On September 10, 2003, Bridgeport Holdings Inc. and its domestic affiliates (the “Debtors” or “Bridgeport”) filed voluntary petitions under chapter 11 of title 11 of the United States Code, 11 U.S.C. §§ 101 et seq. (the “Bankruptcy Code”). 2 Prior to filing for bankruptcy, the Debtors were one of the country’s largest specialty catalog and online retailers for computer hardware, software, and related products.

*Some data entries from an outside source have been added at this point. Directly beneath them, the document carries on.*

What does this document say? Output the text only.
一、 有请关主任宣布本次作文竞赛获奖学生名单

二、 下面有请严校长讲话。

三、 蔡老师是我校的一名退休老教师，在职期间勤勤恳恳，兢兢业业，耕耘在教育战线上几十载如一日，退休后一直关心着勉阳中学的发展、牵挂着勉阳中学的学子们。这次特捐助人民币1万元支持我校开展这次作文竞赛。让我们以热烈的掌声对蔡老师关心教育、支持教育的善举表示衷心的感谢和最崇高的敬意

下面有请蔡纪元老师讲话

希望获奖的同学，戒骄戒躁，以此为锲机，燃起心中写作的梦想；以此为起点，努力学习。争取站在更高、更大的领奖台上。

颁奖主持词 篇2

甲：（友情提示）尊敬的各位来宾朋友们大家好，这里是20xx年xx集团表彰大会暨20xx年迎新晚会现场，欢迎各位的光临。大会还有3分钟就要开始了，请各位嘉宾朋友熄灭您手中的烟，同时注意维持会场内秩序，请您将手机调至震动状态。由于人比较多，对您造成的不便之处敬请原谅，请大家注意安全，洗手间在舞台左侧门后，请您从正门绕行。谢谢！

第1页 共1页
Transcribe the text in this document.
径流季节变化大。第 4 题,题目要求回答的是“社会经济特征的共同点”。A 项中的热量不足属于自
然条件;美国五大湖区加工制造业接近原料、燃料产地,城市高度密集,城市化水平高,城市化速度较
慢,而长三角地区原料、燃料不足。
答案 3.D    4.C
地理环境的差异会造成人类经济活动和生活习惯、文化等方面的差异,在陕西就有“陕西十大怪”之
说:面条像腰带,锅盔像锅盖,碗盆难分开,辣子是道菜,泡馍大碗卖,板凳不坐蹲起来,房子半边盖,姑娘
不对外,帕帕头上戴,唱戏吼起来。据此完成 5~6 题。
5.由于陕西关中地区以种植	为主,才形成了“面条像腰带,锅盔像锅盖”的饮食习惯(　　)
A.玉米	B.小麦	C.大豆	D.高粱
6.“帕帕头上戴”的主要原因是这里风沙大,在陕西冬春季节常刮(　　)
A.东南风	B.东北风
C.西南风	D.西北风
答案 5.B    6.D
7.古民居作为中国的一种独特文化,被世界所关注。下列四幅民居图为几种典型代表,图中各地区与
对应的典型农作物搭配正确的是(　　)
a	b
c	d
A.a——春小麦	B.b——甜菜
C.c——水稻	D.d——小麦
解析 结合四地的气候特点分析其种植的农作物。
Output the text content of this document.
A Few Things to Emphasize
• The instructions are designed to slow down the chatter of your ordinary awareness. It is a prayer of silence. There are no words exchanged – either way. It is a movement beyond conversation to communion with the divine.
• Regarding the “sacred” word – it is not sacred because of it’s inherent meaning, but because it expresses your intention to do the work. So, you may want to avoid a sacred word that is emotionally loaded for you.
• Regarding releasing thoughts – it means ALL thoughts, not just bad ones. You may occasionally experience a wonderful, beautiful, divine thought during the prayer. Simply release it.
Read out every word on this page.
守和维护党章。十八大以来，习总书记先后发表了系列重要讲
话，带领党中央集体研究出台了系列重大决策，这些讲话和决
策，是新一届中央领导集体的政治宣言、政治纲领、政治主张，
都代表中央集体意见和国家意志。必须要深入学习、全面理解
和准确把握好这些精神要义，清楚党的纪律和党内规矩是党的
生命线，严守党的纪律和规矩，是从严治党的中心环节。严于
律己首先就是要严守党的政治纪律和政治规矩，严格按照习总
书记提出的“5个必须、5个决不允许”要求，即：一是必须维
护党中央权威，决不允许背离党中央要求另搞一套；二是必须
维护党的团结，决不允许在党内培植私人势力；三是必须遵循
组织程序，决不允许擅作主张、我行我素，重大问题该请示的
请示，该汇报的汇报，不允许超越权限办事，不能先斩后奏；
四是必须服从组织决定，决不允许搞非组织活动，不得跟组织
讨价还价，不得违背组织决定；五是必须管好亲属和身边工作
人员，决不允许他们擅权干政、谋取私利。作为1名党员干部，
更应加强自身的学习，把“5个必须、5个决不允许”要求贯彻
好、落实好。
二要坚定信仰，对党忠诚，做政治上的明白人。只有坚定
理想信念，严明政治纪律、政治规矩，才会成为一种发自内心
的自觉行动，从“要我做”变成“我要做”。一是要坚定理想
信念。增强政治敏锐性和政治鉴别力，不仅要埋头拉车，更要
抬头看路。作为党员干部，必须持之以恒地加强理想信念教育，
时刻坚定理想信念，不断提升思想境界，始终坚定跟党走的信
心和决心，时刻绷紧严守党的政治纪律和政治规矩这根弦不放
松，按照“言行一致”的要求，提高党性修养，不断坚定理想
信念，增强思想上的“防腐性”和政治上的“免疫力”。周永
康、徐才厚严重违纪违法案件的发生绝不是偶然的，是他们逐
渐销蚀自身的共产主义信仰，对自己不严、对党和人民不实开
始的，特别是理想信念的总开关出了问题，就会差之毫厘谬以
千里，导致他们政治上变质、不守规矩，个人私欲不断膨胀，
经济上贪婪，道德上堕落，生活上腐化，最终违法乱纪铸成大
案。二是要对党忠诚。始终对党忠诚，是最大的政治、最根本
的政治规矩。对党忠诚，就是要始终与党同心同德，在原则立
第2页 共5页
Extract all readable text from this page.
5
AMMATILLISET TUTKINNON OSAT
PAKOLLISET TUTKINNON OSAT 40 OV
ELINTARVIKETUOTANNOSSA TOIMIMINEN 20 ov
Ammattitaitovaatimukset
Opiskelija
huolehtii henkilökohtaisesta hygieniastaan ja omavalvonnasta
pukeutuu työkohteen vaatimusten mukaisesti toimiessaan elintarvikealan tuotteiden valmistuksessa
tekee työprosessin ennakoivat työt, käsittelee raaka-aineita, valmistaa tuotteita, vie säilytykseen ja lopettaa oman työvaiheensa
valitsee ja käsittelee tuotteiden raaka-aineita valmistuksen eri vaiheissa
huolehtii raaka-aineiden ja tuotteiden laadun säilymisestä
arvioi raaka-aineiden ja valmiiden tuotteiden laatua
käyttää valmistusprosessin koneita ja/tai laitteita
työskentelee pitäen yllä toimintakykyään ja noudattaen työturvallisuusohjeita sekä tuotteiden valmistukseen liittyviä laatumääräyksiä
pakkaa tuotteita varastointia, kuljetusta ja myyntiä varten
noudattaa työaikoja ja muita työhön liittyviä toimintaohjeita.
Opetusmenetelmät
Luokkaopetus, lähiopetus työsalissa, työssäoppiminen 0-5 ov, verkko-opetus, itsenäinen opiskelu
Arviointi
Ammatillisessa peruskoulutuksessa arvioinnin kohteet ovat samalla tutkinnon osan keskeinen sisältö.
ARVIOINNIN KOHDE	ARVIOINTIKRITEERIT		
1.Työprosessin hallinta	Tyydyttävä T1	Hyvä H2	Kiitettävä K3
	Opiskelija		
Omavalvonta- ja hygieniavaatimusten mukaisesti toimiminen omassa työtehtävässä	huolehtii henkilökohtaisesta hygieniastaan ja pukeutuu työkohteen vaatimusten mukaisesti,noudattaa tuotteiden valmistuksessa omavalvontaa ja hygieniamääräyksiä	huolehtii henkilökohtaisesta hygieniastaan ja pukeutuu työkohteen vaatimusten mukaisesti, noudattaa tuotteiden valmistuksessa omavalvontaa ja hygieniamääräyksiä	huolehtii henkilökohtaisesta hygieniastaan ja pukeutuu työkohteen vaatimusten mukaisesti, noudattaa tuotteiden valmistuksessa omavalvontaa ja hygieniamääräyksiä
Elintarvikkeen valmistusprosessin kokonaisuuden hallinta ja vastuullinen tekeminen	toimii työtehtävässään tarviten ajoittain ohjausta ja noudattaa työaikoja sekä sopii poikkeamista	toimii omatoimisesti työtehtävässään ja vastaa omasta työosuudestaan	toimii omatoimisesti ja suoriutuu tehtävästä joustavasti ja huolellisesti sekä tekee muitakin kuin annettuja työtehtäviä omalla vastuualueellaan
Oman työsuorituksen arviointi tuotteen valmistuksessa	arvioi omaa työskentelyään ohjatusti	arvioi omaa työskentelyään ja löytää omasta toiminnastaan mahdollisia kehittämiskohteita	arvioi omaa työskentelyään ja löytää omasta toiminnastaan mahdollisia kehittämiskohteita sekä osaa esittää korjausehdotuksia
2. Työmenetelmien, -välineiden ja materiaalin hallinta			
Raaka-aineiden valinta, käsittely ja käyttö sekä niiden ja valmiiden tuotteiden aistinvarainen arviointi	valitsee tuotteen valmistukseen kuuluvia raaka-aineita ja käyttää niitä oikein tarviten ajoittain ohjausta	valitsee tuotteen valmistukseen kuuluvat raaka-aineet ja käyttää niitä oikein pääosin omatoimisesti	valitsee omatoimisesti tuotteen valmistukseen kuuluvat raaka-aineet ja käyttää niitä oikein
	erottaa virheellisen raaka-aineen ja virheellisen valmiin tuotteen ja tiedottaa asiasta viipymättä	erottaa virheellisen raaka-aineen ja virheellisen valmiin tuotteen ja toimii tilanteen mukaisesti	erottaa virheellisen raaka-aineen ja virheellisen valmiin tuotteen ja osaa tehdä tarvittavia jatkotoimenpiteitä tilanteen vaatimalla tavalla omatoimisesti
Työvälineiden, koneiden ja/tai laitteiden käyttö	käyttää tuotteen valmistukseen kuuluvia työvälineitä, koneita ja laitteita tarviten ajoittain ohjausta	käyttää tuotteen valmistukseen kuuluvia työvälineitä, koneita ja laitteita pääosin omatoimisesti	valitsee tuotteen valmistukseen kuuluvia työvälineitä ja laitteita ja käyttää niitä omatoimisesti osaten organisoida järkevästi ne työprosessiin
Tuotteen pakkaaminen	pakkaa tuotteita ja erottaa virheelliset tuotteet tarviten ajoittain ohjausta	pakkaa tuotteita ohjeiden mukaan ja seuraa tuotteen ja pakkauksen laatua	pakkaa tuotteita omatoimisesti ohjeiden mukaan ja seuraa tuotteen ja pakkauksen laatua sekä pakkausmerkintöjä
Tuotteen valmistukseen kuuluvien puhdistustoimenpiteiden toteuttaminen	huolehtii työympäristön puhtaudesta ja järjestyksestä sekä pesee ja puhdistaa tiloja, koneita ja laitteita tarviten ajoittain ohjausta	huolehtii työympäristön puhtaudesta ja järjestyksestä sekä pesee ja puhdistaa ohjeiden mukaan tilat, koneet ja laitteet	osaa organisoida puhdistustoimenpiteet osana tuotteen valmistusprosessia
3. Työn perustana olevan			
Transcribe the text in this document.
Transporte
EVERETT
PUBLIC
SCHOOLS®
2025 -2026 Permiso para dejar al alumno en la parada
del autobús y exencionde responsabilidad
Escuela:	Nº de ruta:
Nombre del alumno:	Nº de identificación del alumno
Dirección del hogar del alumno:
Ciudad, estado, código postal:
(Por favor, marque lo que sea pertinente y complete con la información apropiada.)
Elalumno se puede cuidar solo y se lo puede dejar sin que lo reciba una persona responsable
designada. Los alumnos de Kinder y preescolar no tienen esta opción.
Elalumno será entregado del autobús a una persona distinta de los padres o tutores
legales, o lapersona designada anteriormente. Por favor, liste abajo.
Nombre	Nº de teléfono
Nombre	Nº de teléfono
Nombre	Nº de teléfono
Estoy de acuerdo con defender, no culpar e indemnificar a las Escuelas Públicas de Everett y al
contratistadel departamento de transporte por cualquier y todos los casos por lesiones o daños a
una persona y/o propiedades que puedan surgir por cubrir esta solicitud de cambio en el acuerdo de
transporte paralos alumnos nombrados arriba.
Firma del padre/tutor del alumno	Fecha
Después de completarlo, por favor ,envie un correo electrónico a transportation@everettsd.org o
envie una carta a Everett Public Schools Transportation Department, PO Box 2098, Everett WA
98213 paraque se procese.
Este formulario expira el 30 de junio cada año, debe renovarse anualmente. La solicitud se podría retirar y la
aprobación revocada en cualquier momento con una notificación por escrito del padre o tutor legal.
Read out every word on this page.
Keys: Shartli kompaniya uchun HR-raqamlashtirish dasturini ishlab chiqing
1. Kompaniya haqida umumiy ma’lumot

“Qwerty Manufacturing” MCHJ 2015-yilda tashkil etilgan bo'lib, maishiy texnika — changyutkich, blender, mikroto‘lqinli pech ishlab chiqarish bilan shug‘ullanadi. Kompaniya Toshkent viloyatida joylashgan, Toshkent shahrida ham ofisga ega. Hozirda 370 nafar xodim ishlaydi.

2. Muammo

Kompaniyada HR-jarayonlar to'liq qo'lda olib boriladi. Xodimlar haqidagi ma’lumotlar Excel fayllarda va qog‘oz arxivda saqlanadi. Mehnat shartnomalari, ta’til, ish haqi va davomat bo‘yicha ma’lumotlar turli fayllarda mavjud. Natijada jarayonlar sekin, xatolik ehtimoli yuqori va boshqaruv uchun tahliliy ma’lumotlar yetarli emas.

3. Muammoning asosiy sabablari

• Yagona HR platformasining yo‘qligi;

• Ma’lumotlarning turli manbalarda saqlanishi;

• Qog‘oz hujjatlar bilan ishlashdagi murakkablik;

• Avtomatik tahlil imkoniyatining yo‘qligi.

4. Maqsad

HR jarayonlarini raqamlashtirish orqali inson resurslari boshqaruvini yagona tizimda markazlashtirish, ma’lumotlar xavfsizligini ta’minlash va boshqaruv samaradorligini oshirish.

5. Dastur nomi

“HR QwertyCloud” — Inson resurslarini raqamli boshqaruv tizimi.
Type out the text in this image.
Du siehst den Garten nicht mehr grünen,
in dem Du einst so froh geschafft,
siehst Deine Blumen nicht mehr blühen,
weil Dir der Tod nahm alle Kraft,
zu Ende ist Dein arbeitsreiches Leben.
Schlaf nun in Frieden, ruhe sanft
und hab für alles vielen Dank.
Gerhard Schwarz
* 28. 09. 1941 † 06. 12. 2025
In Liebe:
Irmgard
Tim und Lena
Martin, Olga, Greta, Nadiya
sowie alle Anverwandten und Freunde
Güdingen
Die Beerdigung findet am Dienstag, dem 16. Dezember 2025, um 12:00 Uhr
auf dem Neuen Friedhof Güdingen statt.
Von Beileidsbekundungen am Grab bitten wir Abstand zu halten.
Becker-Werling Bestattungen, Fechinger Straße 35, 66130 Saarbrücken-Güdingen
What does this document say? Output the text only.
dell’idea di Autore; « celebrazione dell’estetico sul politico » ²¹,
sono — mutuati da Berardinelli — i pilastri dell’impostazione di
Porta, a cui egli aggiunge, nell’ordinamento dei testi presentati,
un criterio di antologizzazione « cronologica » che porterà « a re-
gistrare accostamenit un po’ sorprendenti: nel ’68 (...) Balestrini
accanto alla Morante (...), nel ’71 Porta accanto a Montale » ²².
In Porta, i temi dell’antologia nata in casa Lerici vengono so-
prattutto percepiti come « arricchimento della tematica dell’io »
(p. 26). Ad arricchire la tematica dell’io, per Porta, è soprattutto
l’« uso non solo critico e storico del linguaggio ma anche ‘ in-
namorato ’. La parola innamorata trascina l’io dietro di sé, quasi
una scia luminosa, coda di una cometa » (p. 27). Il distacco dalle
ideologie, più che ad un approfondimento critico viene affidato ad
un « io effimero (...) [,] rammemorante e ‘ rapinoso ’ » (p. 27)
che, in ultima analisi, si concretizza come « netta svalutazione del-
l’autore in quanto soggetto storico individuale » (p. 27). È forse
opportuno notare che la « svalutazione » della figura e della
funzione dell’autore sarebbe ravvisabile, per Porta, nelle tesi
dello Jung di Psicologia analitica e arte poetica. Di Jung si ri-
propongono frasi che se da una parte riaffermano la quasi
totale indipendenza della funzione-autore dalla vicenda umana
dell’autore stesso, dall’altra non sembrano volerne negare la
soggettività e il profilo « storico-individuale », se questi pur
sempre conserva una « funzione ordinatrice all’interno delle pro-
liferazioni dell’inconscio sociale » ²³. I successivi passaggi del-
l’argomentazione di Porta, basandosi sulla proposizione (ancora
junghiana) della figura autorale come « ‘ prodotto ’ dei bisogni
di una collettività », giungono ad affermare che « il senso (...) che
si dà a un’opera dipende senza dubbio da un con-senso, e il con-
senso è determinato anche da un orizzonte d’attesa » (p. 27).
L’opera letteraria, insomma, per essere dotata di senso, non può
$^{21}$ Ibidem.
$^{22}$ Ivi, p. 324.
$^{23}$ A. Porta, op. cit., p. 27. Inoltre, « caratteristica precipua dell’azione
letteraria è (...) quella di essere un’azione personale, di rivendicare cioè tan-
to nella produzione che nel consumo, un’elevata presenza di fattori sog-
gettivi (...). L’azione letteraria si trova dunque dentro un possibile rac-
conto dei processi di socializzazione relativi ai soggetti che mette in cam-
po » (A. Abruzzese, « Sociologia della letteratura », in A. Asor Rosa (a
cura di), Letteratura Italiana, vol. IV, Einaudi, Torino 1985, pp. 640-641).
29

Excluding foreign operations, the Debtors had net sales of approximately $1.15 billion for the fiscal year ending December 31, 2002. (Doc. # 815 at 7.) Immediately prior to and during the course of the Debtors’ chapter 11 cases, substantially all of their assets were sold. Thereafter, the Debtors’ disclosure statement (the “Disclosure Statement”) was approved. Pursuant to the order (Doc. # 937) issued by this Court on September 21, 2004 (the “Confirmation Order”), the Debtors’ plan of distribution (the “Plan”) and liquidating trust agreement (the “Liquidating Trust Agreement”) were confirmed, and the Plan became effective on October 14, 2004. 3 Under the terms of the Confirmation Order and Plan, the Liquidating Trustee is the designated representative of the Debtors’ estates with respect to all causes of action arising under § 547 of the Bankruptcy Code. 4 (Adv. Doc. # 1 at 3.)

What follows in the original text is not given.